I looked at my watch and
saw that it was 10:15 a.m. “Let’s go,” I told her, stepping forward so that she would step out. I pulled the door closed, noticing that it swung out and in like an American door, instead of sliding sideways. I padlocked it and dropped the key into my pocket.
“My father built that for me. My grandfather’s metal shed was always here. But when I came here to stay with him, my father built this one.” She was speaking softly, more like she was talking to herself or moving with a memory. I remained silent, deciding right then and there that she was the first gift of Ramadan on the first day of the fast. She was my sentinel, which Sensei said every ninja on a mission should have.

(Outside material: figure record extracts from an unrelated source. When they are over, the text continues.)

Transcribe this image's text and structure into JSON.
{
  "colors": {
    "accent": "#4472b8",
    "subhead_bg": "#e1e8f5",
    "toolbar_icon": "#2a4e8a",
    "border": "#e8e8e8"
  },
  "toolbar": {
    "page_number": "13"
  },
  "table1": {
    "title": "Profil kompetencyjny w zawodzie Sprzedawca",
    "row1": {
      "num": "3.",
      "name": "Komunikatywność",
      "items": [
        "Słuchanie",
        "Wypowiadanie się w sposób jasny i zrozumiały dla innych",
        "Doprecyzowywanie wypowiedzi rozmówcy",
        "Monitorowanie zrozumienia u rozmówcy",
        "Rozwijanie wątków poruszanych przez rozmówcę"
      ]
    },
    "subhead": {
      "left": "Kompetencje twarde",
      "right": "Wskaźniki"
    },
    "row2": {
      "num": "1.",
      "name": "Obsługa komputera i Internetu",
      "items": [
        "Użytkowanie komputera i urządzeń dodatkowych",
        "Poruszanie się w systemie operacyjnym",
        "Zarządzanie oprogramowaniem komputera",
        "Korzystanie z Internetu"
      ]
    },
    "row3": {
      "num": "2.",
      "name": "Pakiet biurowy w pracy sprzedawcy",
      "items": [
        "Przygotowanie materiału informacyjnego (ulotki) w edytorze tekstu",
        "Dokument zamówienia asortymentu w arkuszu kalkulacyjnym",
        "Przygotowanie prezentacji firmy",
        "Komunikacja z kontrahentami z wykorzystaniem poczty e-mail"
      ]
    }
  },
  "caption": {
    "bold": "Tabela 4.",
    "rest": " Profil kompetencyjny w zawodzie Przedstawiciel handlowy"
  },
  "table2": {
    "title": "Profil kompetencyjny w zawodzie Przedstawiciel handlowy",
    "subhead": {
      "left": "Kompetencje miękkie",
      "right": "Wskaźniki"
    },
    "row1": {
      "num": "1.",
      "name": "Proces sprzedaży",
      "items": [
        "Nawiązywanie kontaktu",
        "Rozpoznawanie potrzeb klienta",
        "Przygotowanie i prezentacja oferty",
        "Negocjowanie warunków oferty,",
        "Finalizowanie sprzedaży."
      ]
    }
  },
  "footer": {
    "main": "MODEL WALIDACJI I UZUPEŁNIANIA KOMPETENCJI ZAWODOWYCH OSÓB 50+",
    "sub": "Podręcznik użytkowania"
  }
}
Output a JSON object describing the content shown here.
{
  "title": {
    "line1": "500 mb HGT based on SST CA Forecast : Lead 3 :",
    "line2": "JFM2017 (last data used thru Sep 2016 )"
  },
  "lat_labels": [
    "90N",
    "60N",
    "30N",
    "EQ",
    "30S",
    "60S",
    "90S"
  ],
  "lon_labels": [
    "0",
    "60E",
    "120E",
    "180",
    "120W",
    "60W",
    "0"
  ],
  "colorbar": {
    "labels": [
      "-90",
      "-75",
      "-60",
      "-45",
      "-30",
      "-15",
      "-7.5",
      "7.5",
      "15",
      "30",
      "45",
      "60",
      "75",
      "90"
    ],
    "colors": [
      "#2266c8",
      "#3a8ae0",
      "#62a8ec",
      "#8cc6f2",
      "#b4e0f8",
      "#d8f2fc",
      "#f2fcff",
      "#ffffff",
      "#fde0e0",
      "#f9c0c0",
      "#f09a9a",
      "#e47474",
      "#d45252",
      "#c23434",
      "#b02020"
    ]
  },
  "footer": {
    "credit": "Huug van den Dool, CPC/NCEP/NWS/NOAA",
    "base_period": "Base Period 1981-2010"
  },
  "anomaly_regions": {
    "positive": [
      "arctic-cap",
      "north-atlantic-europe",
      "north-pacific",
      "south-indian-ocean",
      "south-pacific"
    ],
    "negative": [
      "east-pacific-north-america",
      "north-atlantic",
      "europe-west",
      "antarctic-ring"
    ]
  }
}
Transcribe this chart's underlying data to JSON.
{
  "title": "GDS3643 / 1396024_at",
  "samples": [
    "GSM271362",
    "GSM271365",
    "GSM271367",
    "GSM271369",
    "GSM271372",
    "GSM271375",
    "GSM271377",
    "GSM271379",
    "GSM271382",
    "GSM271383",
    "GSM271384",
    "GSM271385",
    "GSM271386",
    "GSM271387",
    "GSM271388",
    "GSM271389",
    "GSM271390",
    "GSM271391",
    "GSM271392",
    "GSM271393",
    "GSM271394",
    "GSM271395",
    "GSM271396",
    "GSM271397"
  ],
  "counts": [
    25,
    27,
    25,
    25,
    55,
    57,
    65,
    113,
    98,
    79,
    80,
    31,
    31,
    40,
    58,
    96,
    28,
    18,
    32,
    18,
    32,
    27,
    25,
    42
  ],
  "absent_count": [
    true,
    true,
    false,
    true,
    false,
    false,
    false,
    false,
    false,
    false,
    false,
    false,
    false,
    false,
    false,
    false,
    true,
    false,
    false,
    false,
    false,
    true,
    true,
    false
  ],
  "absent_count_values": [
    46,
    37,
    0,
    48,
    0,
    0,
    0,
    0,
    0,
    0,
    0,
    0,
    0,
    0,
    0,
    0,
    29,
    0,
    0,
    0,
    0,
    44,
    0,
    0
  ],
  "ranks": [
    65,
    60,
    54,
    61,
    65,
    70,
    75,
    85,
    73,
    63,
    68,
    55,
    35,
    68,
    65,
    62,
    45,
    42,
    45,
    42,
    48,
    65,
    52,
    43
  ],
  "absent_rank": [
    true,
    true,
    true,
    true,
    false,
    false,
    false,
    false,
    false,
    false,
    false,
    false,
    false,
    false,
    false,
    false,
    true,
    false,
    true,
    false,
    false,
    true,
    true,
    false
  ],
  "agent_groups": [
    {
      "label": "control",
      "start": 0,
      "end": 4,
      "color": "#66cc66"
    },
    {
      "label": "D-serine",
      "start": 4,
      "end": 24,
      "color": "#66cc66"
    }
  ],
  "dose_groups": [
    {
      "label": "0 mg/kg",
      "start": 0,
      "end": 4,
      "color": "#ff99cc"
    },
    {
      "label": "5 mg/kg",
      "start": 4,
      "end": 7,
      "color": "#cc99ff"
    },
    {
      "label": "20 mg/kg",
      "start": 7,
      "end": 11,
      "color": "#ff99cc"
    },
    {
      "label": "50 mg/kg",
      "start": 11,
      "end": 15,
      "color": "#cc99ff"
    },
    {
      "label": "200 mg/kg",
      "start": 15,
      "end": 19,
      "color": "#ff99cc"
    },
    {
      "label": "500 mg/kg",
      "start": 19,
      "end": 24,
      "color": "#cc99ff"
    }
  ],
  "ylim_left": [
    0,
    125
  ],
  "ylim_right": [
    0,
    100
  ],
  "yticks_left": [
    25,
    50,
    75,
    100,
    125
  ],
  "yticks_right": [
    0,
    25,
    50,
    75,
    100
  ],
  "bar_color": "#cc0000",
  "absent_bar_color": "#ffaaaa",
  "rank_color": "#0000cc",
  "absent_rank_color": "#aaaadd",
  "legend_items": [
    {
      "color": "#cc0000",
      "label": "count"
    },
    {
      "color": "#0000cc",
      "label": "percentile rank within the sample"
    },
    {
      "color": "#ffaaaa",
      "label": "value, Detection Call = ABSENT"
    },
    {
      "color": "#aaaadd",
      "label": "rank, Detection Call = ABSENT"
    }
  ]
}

When we reached the front of her house, she said, “Chotto matte.” She bent down and removed her kicks and placed them together on the corner of the step. She entered her house, leaving me standing outside. I liked that she didn’t ask me inside while her grandfather was not home.
But I didn’t like her clothing change. Chiasa emerged wearing a dark blue miniskirt, a light blue blouse, and socks, and carrying penny loafers.
“Why the change?” I asked.
“Everybody knows that a girl in a school uniform can get anything she wants in Japan. So you should just look at this as my costume. You’ll see,” she said, without flirtation. As she kneeled to put on her shoes, I felt uneasy. She had a book bag, the strap resting on one shoulder and pressing across her breast and down to her opposite hip, where the bag rode. She had a second strap crisscrossing the same way. She pulled it off and over her head and handed it to me. She opened her book bag and pulled out a box.
“Welcome to Japan,” she said, handing me the items. The army green canteen was filled with liquid. I opened the box. It was filled with perfectly sliced and neatly arranged fruits. “You must be hungry. You didn’t eat,” she said, smiling.